Sono lì seduta a piluccare il mio pranzo di Natale, mentre il signor Banerji pilucca il suo. Tutti e due abbiamo sparso sul piatto il purè di patate senza mangiarne molto. Le cose selvatiche sono più furbe di quelle addomesticate, questo è evidente. Sono sfuggenti, astute, e sanno badare a se stesse. Divido le persone che conosco tra quelle domestiche e quelle selvatiche. Mia madre è selvatica. Mio padre e mio fratello sono selvatici anche loro e così il signor Banerji, anche se in modo più mutevole. Carol è domestica, e anche Grace, seppure con qualche residuo nascosto di selvatico. Cordelia è selvatica pura e semplice.

«Non esistono limiti all’avidità umana» dice mio padre.

«Davvero, signore?» replica il signor Banerji, e mio padre prosegue raccontando di aver sentito che qualche criminale sta sperimentando la produzione di tacchini con quattro cosce, anziché con due cosce e due ali, perché le cosce contengono più carne.

«Come potrebbe camminare una simile creatura, signore?» domanda il signor Banerji, e mio padre risponde in tono d’approvazione: «Una domanda legittima». Racconta al signor Banerji che alcuni scienziati folli stanno tentando di produrre un pomodoro quadrato, più facile da inscatolare di quelli rotondi.

«Tutto il sapore andrebbe perduto, naturalmente» osserva. «Ma a loro non importa niente del sapore. Volevano allevare galline senza piume, pensando che avrebbero prodotto più uova con l’energia risparmiata dalla produzione di piume, ma questi animali avevano così freddo che si è dovuto raddoppiare il riscaldamento degli allevamenti, e alla fine il costo era molto superiore.»

«Si scherza con la natura, signore» commenta il signor Banerji. So già che questa è la risposta giusta: indagare sulla natura è una cosa, e anche difendersi da essa entro certi limiti, ma scherzarci è tutt’altro.

Il signor Banerji dice poi di aver saputo che è stato creato un gatto senza pelo, di averlo letto su una rivista, ma lui non ne capisce il significato. Quasi tutta qui la sua conversazione, almeno finora.

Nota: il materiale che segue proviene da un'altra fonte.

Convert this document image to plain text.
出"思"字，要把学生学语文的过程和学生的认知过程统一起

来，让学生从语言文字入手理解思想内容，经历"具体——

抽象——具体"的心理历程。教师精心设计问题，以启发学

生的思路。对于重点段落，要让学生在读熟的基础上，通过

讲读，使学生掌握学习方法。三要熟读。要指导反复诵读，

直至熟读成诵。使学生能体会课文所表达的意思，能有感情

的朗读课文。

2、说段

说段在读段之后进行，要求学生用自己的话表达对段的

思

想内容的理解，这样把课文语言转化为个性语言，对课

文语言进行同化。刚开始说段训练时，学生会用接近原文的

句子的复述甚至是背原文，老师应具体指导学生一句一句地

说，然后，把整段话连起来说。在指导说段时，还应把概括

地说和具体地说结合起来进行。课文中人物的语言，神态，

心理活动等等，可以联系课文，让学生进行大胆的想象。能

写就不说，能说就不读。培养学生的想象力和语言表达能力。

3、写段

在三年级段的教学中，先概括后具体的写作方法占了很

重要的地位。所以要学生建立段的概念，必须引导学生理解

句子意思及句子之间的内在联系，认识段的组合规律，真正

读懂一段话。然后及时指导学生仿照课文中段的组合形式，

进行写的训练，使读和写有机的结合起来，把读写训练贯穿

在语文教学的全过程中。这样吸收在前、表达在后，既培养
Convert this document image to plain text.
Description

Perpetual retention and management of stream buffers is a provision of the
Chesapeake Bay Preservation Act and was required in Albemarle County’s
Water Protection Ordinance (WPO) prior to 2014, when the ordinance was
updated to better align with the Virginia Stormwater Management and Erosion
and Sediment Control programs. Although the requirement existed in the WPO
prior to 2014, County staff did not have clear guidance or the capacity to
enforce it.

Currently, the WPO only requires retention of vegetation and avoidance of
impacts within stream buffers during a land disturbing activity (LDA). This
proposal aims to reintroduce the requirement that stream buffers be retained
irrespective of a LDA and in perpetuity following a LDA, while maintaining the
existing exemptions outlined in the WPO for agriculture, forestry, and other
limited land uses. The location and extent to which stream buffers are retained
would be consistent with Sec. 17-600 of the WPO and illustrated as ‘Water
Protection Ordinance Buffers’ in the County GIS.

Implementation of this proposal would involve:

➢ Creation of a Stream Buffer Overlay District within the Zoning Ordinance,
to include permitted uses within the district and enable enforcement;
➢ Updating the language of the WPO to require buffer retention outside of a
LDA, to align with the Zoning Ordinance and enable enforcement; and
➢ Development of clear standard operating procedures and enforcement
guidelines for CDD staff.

Mio fratello gli chiede se esistono serpenti velenosi in India, e il signor Banerji, che ora si sente molto più a suo agio, inizia a enumerarli. Mia madre sorride, perché il pranzo sta andando meglio di quanto pensasse. Anche i serpenti velenosi le vanno bene, persino al tavolo da pranzo, purché servano a rallegrare gli altri.

Mio padre ha mangiato tutto ciò che aveva nel piatto e ora sta scavando nelle cavità del tacchino, che a questo punto somiglia a un bambino fasciato senza testa. Ora che non è più camuffato da cibo, mi si rivela per quello che è: un grosso uccello morto. Sto mangiando un’ala, l’ala di un tacchino domestico, il più stupido uccello del mondo, così stupido che non sa più nemmeno volare. Sto mangiando un volo perduto.